UC Berkeley

Microtubules (MTs) are essential components of the eukaryotic cytoskeleton. They form by the polymerization of tubulin into cylindrical polymers composed of protofilaments. MTs are involved in a diverse array of cellular functions due to their dynamic instability, which is modulated by many factors in vivo and in vitro. Agents that modulate MT dynamics include MT associated proteins (MAPs) and naturally occurring compounds known as MT stabilizing agents (MSAs). A number of MSAs have demonstrated or predicted potential as anticancer agents, but a detailed structural basis for their mechanism of action is still lacking. We have used cryo-electron microscopy (cryo-EM) to study the structural basis of action of zampanolide, a taxane-binding site (TBS) MSA, as well as several proteins known to stabilize MTs, with main focus on tau. We have obtained a high-resolution (4.2 Å) cryo-EM reconstruction of microtubules stabilized by zampanolide and have compared it to Taxol, which binds to the same pocket on β-tubulin. We find that each TBS MSA has distinct structural effects on the microtubule (MT) lattice. Binding of Taxol or zampanolide both induce MT heterogeneity, but each affects the longitudinal interface differently.

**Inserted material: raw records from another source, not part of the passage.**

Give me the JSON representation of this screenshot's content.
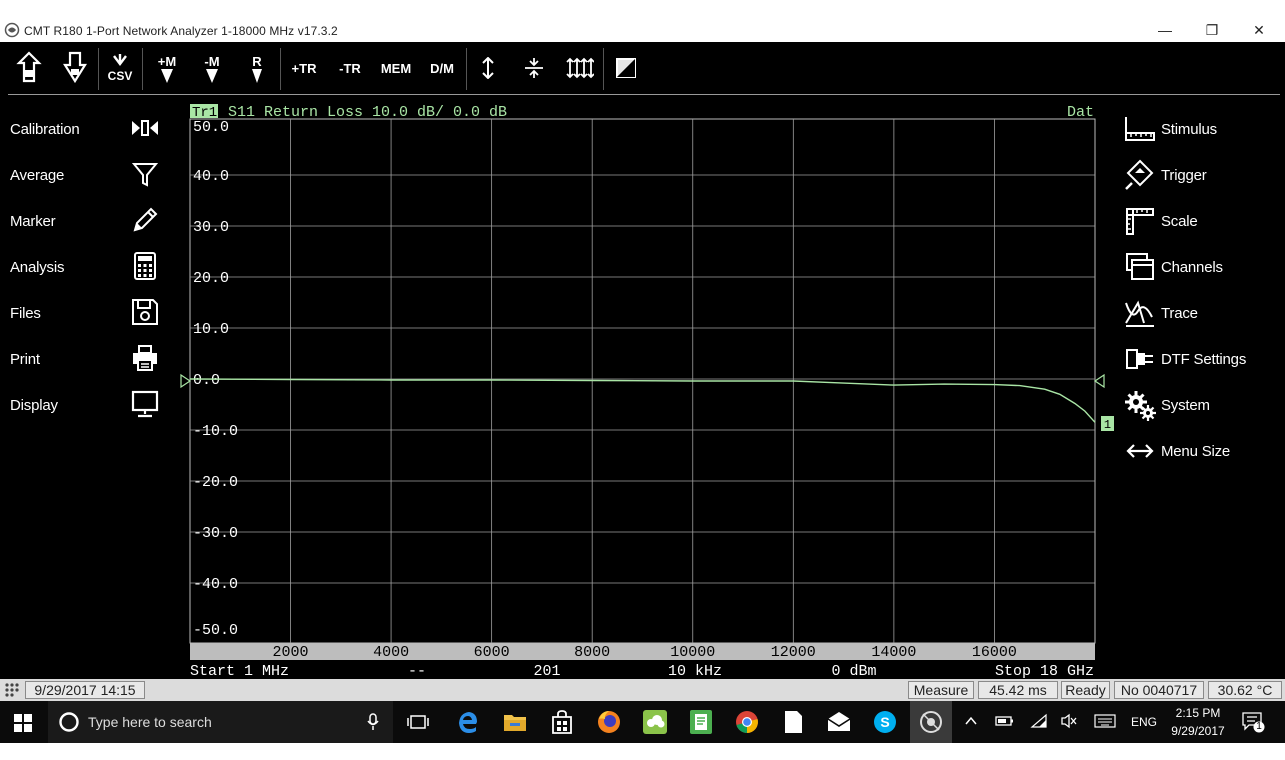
{
  "window": {
    "title": "CMT  R180 1-Port Network Analyzer  1-18000 MHz  v17.3.2",
    "minimize": "—",
    "maximize": "❐",
    "close": "✕"
  },
  "toolbar": {
    "csv_label": "CSV",
    "add_marker": "+M",
    "remove_marker": "-M",
    "reference": "R",
    "add_trace": "+TR",
    "remove_trace": "-TR",
    "memory": "MEM",
    "data_memory": "D/M"
  },
  "left_menu": [
    {
      "label": "Calibration",
      "icon": "calibration-icon"
    },
    {
      "label": "Average",
      "icon": "filter-icon"
    },
    {
      "label": "Marker",
      "icon": "pencil-icon"
    },
    {
      "label": "Analysis",
      "icon": "calculator-icon"
    },
    {
      "label": "Files",
      "icon": "floppy-disk-icon"
    },
    {
      "label": "Print",
      "icon": "printer-icon"
    },
    {
      "label": "Display",
      "icon": "monitor-icon"
    }
  ],
  "right_menu": [
    {
      "label": "Stimulus",
      "icon": "ruler-icon"
    },
    {
      "label": "Trigger",
      "icon": "trigger-icon"
    },
    {
      "label": "Scale",
      "icon": "scale-icon"
    },
    {
      "label": "Channels",
      "icon": "channels-icon"
    },
    {
      "label": "Trace",
      "icon": "trace-icon"
    },
    {
      "label": "DTF Settings",
      "icon": "dtf-icon"
    },
    {
      "label": "System",
      "icon": "gears-icon"
    },
    {
      "label": "Menu Size",
      "icon": "resize-arrows-icon"
    }
  ],
  "chart_data": {
    "type": "line",
    "trace_tag": "Tr1",
    "title": "S11 Return Loss 10.0 dB/ 0.0 dB",
    "format_tag": "Dat",
    "trace_marker": "1",
    "xlim": [
      1,
      18000
    ],
    "ylim": [
      -50,
      50
    ],
    "x_ticks": [
      2000,
      4000,
      6000,
      8000,
      10000,
      12000,
      14000,
      16000
    ],
    "y_ticks": [
      "50.0",
      "40.0",
      "30.0",
      "20.0",
      "10.0",
      "0.0",
      "-10.0",
      "-20.0",
      "-30.0",
      "-40.0",
      "-50.0"
    ],
    "grid": true,
    "line_color": "#a9e5a5",
    "series": [
      {
        "x": [
          1,
          2000,
          4000,
          6000,
          8000,
          10000,
          11000,
          12000,
          13000,
          14000,
          15000,
          16000,
          16500,
          17000,
          17300,
          17600,
          17800,
          18000
        ],
        "y": [
          0.0,
          -0.1,
          -0.2,
          -0.2,
          -0.3,
          -0.4,
          -0.4,
          -0.4,
          -0.8,
          -1.2,
          -1.0,
          -1.1,
          -1.3,
          -2.0,
          -3.0,
          -4.8,
          -6.3,
          -8.5
        ]
      }
    ]
  },
  "chart_footer": {
    "start": "Start 1 MHz",
    "dashes": "--",
    "points": "201",
    "ifbw": "10 kHz",
    "power": "0 dBm",
    "stop": "Stop 18 GHz"
  },
  "status": {
    "datetime": "9/29/2017 14:15",
    "mode": "Measure",
    "sweep_time": "45.42 ms",
    "state": "Ready",
    "serial": "No 0040717",
    "temperature": "30.62 °C"
  },
  "taskbar": {
    "search_placeholder": "Type here to search",
    "language": "ENG",
    "time": "2:15 PM",
    "date": "9/29/2017",
    "notification_count": "1"
  },
  "colors": {
    "grid": "#a0a0a0",
    "axis_band": "#bdbdbd",
    "trace": "#a9e5a5",
    "background": "#000000"
  }
}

Tau is the prominent neuronal MAP and it has been implicated with Alzheimer disease (AD). Tau is known to bind and stabilize MTs in the axons but its binding mode and stabilizing mechanism are not well understood. Our study shows that tau binds exclusively to the external surface of MTs along protofilaments and that it remains in an extended confirmation. In addition, in the presence of kinesin, full length tau (FL-tau) dissociates from MTs allowing kinesin binding. Surprisingly, sub-stoichiometric amounts of tau result in the formation of GDP-tubulin double rings that disappear upon increasing the amounts of tau added to MTs. FL-tau and minimal 2-R or 4-R tau constructs result in the formation of sleeve-like structures around MTs, suggesting that tau binds to tubulin dimers as well as to fully polymerized MTs. Thus, we hypothesize that tau functions by oligomerizing tubulin dimers leading to a compacted MT lattice that could reinforce the interactions across the longitudinal MT interface. Furthermore, we identified amino acids on the surface of tubulin that could interact with tau. Tau binds to MTs near the C-terminus, and the sequestering of the acidic C-terminus of tubulin could contribute to the stability of MTs in the presence of tau.